- 50-40-30-20-10 Double Unders
- 20-15-10-5 burpees
We started the hour with some barbell snatch work. Moved our way through it and then went into snatch drops. I’ve really got to overcome my fear of snatch drops. Even with the 45# bar, they are a psychological block for me. As we were doing them as a class, my pal Leila didn’t complete her snatch drop and the bar fell on her head. This freaked me out and I was paralyzed. Jarrod would yell “Drop!” and the whole class would drop under the bar and I just stood there with the bar on my shoulders unable to move. Logically, I know that this is something that should be no problem to me. I just need to move through the fear. Not sure how to do that yet. Leila, to her credit, jumped right back on it and did her remaining snatch drops. I need to find a way to get over this. I know that I could snatch 100+ if I could just get under the damn bar.

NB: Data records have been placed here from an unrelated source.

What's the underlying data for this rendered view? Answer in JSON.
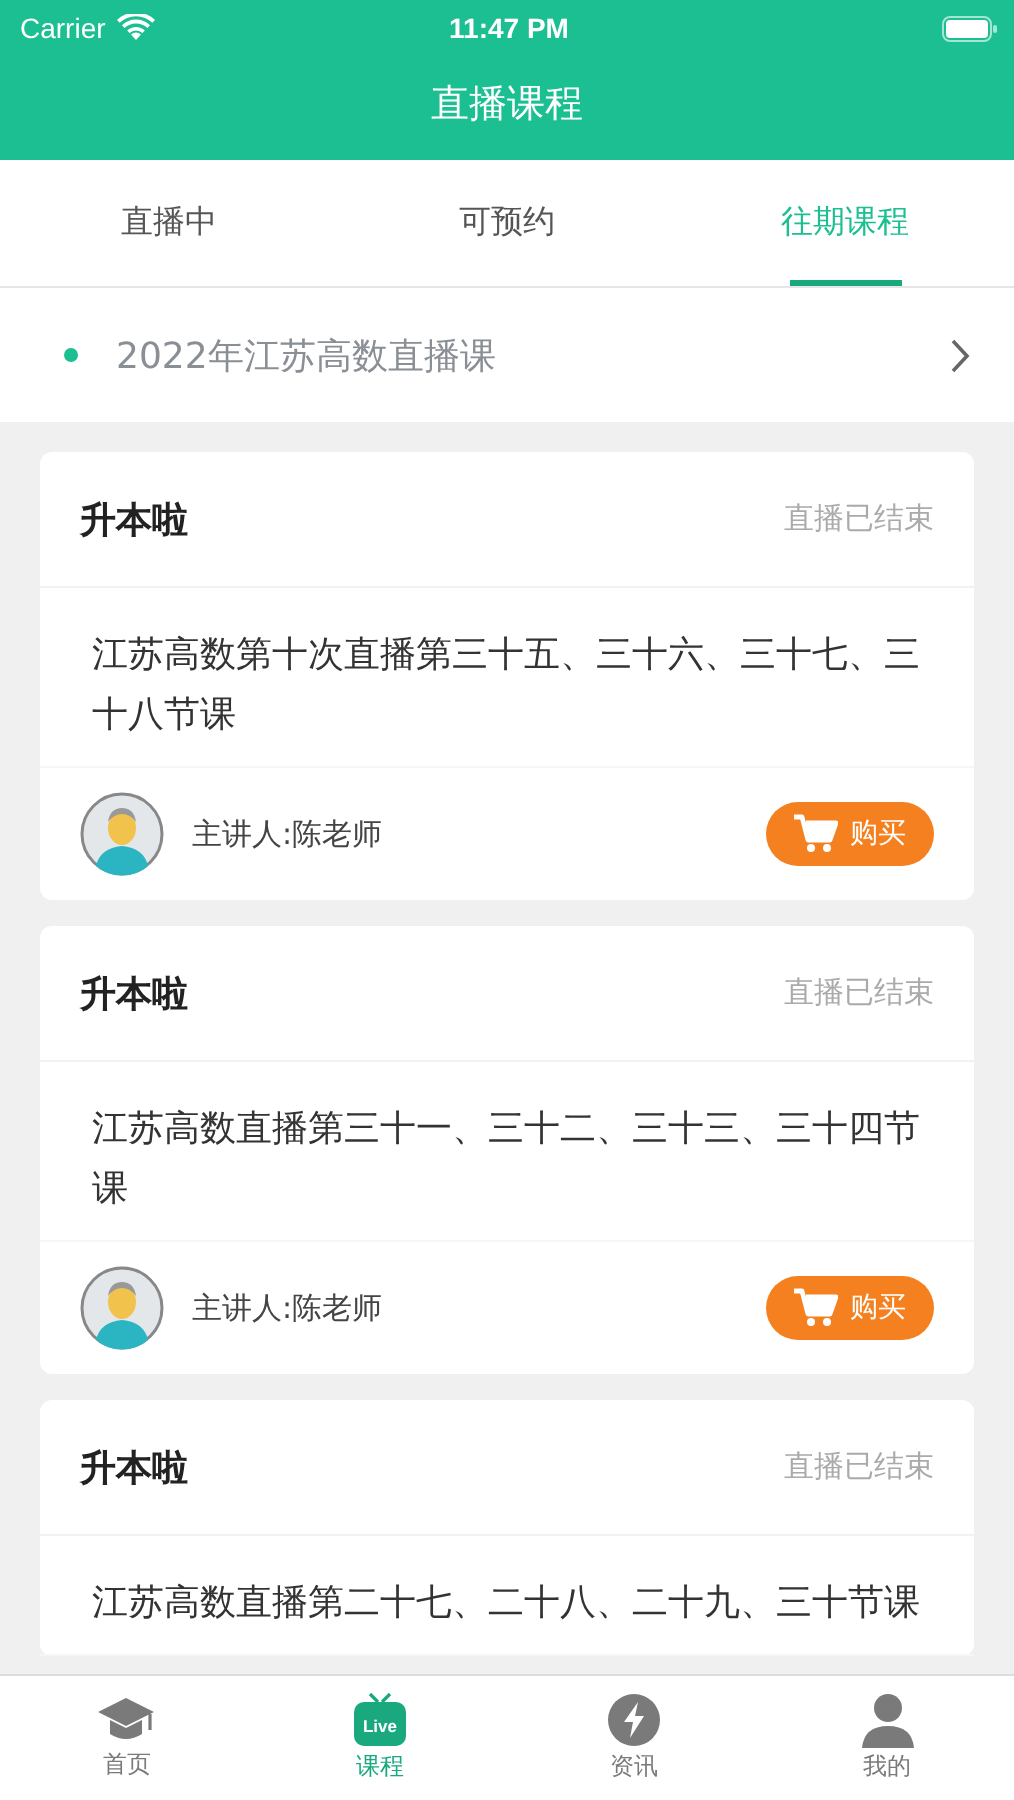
{
  "status_bar": {
    "carrier": "Carrier",
    "time": "11:47 PM"
  },
  "nav_title": "直播课程",
  "tabs": [
    {
      "label": "直播中",
      "selected": false
    },
    {
      "label": "可预约",
      "selected": false
    },
    {
      "label": "往期课程",
      "selected": true
    }
  ],
  "series_header": {
    "title": "2022年江苏高数直播课"
  },
  "cards": [
    {
      "title": "升本啦",
      "status": "直播已结束",
      "description": "江苏高数第十次直播第三十五、三十六、三十七、三十八节课",
      "speaker": "主讲人:陈老师",
      "button": "购买"
    },
    {
      "title": "升本啦",
      "status": "直播已结束",
      "description": "江苏高数直播第三十一、三十二、三十三、三十四节课",
      "speaker": "主讲人:陈老师",
      "button": "购买"
    },
    {
      "title": "升本啦",
      "status": "直播已结束",
      "description": "江苏高数直播第二十七、二十八、二十九、三十节课"
    }
  ],
  "bottom_tabs": [
    {
      "kind": "cap",
      "label": "首页",
      "selected": false
    },
    {
      "kind": "live",
      "label": "课程",
      "selected": true,
      "icon_text": "Live"
    },
    {
      "kind": "bolt",
      "label": "资讯",
      "selected": false
    },
    {
      "kind": "person",
      "label": "我的",
      "selected": false
    }
  ]
}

After the barbell work we started the WoD. I went into it knowing that I would scale the double unders to 1/2 of the amount. The DUs started out strong, I actually PR’d with 22 unbroken. I finished my last three and my ankle got a lovely sharp pain on the side. I moved on and did my 20 burpees, which actually weren’t too terrible. Then I started the DUs again and my ankle was in a pain. I didn’t want to DNF the WoD, so I went over, grabbed an abmat and did sit-ups in place of DUs. So, my workout looked like this:
- 25 double unders, 20 burpees
- 20 sit-ups, 15 burpees
- 15 sit-ups, 10 burpees
- 10 sit-ups, 5 burpees
- 5 sit-ups
Overall time: 9:11
So a note about my ankle. I’ve struggled for over a decade with my right ankle. After multiple severe sprains in college (soccer), the ligaments are all stretched out and essentially useless. In the past five years, I have fractured my ankle twice and sprained my ankle severely 3 times. The last doctor I spoke to indicated that I would likely have to have surgery in the next 10 years to fix it. It was so problematic that when I would walk and sometimes my ankle would just flop out and I would sprain it. For example, in 2010, I was in Marrakech, Morocco (celebrating the wedding of my friend, Adam and his wife Wendy). I had just spent a lovely time at the spa with some friends. I was walking in flip flops and my ankle just collapsed and went out on me. I did a full on Superman fall flat onto the street. I spent the rest of the time in Marrakech and our time in Paris with a bum, swollen ankle. As you can see from my lovely ankle accessory in the picture below.
Crossfit has changed all this. Since the rest of my body is now stronger, the muscles around my ankle are basically compensating now more effectively for my shitty ankle ligaments. I’ve turned my ankle coming down on a box (from jumping pull-ups) and in the past, an event like this would cause a severe roll out and turn into a sprain. Now it just rolls out and bounces back. The only effect that I’m seeing is that high impact (jumping, running) tends to bother it. The DU’s today were no exception, but the pain was more severe than normal. I think that this stems from a small roll I had a couple of weeks ago. I’m going to take these next couple of weeks working on mobility, stretching, etc. to see if I can get it to cooperate and not hate impact events so much.